Sono tra gli Angelus più belli dell’intero pontificato fin qui vissuto assieme al suo popolo: gli Angelus della malattia, quelli spediti al popolo cristiano dalla stanza al decimo piano del Policlinico Gemelli, una sorta di filo rosso di parole e speranza attraverso il quale Pietro mantiene per mano il popolo. Assomigliano, questi Angelus domenicali di Papa Francesco, alle lettere che nonna teneva nel suo armadio, rigorosamente nascoste nella scatola di latta: erano le lettere che il nonno, quand’erano fidanzati, le spediva dalla linea del fronte dove stava per difendere la patria. Lettere sintetiche, quasi scheletriche, di urgenza: «Ti scrivo mentre faccio da sentinella: le stelle mi parlano di te – lessi in una che nonna mi fece leggere -. Qui si rischia la pelle ma finora tutto bene: aspettami che quando torno noi ci sposiamo. Scrivimi come stai». Un modo semplice, l’unico che i miei nonni avevano per comunicare tra di loro nel tempo della lontananza forzata. La sofferenza, per certi versi, è una guerra: resistere ai contraccolpi della malattia è fare da sentinella ad un vita ch’è in fase di pena. È condividere la fatica senza tacerne la fiducia: «Condivido con voi questi pensieri mentre sto affrontando un periodo di prova – scrive il Papa nell’Angelus dall’ospedale -, e mi unisco a tanti fretalli e sorelle malati». Anche il Papa è al fronte, ma invece che dare consigli e conforto ad un dolore che non prova, sceglie di condividere il dolore che prova. Della serie: “Se la sofferenza vi rende cattivi, secondo me la state sprecando”.
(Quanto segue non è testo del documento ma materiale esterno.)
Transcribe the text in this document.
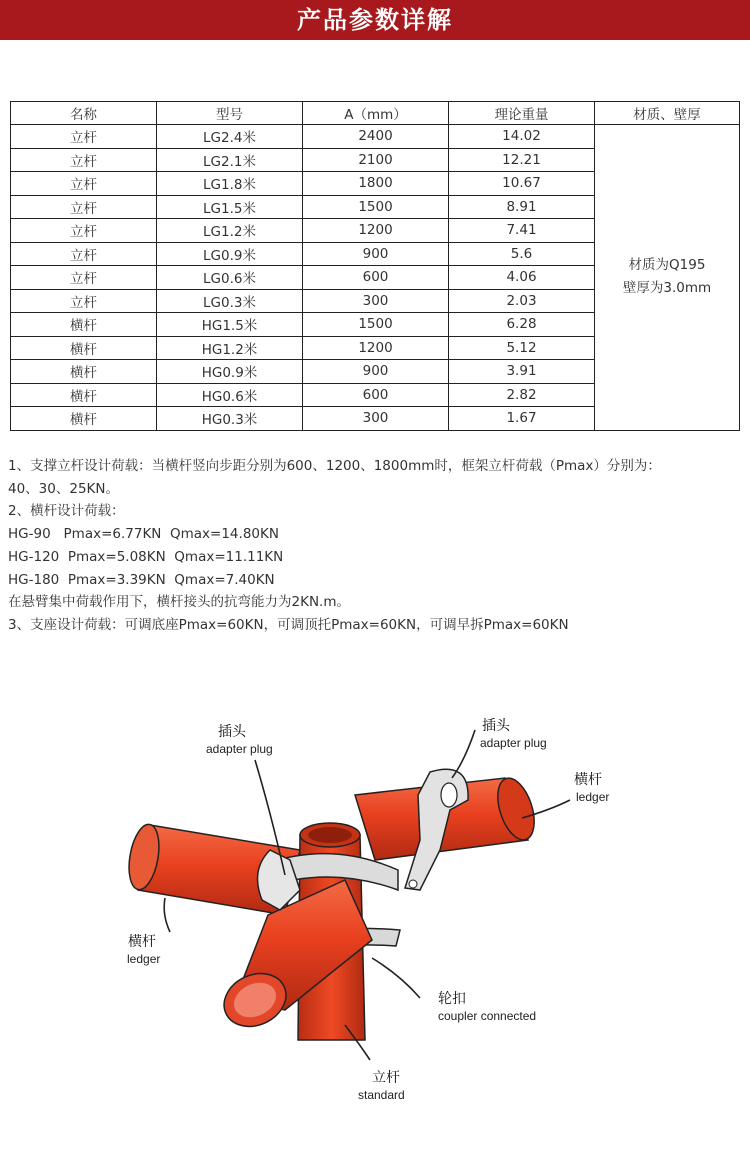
产品参数详解
名称	型号	A（mm）	理论重量	材质、壁厚
立杆	LG2.4米	2400	14.02	材质为Q195
壁厚为3.0mm

立杆	LG2.1米	2100	12.21	
立杆	LG1.8米	1800	10.67	
立杆	LG1.5米	1500	8.91	
立杆	LG1.2米	1200	7.41	
立杆	LG0.9米	900	5.6	
立杆	LG0.6米	600	4.06	
立杆	LG0.3米	300	2.03	
横杆	HG1.5米	1500	6.28	
横杆	HG1.2米	1200	5.12	
横杆	HG0.9米	900	3.91	
横杆	HG0.6米	600	2.82	
横杆	HG0.3米	300	1.67	

1、支撑立杆设计荷载：当横杆竖向步距分别为600、1200、1800mm时，框架立杆荷载（Pmax）分别为：

40、30、25KN。

2、横杆设计荷载：

HG-90   Pmax=6.77KN  Qmax=14.80KN

HG-120  Pmax=5.08KN  Qmax=11.11KN

HG-180  Pmax=3.39KN  Qmax=7.40KN

在悬臂集中荷载作用下，横杆接头的抗弯能力为2KN.m。

3、支座设计荷载：可调底座Pmax=60KN，可调顶托Pmax=60KN，可调早拆Pmax=60KN

插头
adapter plug
插头
adapter plug
横杆
ledger
横杆
ledger
轮扣
coupler connected
立杆
standard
Colpisce la stringatezza di questi messaggi, inversamente proporzionale alla densità dei contenuti: «Quanta attenzione amorevole rischiara le stanze, i corridoi, gli ambulatori, posti dove si svolgono i servizi più umili» continua Papa Francesco. Non teme di narrare la debolezza del fisico, l’esperienza del limite, il suo cercare un significato dentro la stagione del ricovero. Non si vergogna della necessità di farsi aiutare, di dipendere, d’essere nelle mani di altri: abbiamo tutti bisogno delle mani, della braccia di qualcuno per stare in piedi. Anche Cristo, di qua a pochi giorni, s’appoggerà sulle spalle di Simone di Cirene, si calerà tra le braccia di Giuseppe d’Arimatea, verrà raccolto da Nicodemo. Resta il fatto che anche nella sofferenza, soprattutto nella sofferenza – sembra dire il Papa – si fanno incontri sintomatici, scoprendo che la culla dello straordinario è l’ordinario, anche quando diventa il luogo dell’incomprensibile e dell’incomprensione. Nella stagione della sofferenza, il mondo si divide: c’è chi continua a porre domande, cibandosi di panzane, e chi si mette in ascolto del mistero nascosto in essa. La foto del Papa mentre prega, l’unica finora uscita dalla clausura monastica della sua degenza, è l’immagine di un uomo che non disquisisce sul Mistero di Dio ma lo frequenta, lo tocca con mano nell’Eucaristia, per uscirne modificato e riconoscente: «Vi ringrazio tutti per le vostre preghiere, e ringrazio coloro che mi assistono con tanta dedizione». Saluta i bambini, come il nonno con la nonna.
La manutenzione della sofferenza, soprattutto per il credente, rimane un lavoro eroico, per nulla un’attrazione turistica: «A un cuore in pezzi / nessuno si avvicini / senza l’alto privilegio / di aver sofferto altrettanto» (E. Dickinson). Non è di discorsi teologicamente ferrati che ha bisogno chi sta soffrendo: nemmeno di spiegazioni arzigogolate sul “perchè proprio a me” o sul “perchè Dio permette la sofferenza”. Chi soffre, mentre soffre, cerca disperatamente qualcuno che gli tenga stretta la mano e, in silenzio, attraversi assieme a lui il paese del dolore. Per poi, magari, arrestarsi all’improvviso e dirgli: “Fermati: qui c’è Dio al lavoro”. Le “lettere dal fronte” di Papa Francesco, di domenica in domenica, son questo e molto altro: il promemoria che bestemmiare a priori la sofferenza è rischiare di sprecare un’opportunità, spesso la migliore tra l’altro. E che gli insulti, al tempo della sofferenza, sono l’ultima risorsa rimasta ai poveri di spirito: basta una foto, scattata davanti al tabernacolo, perchè la loro eco strida come un’unghia sul vetro.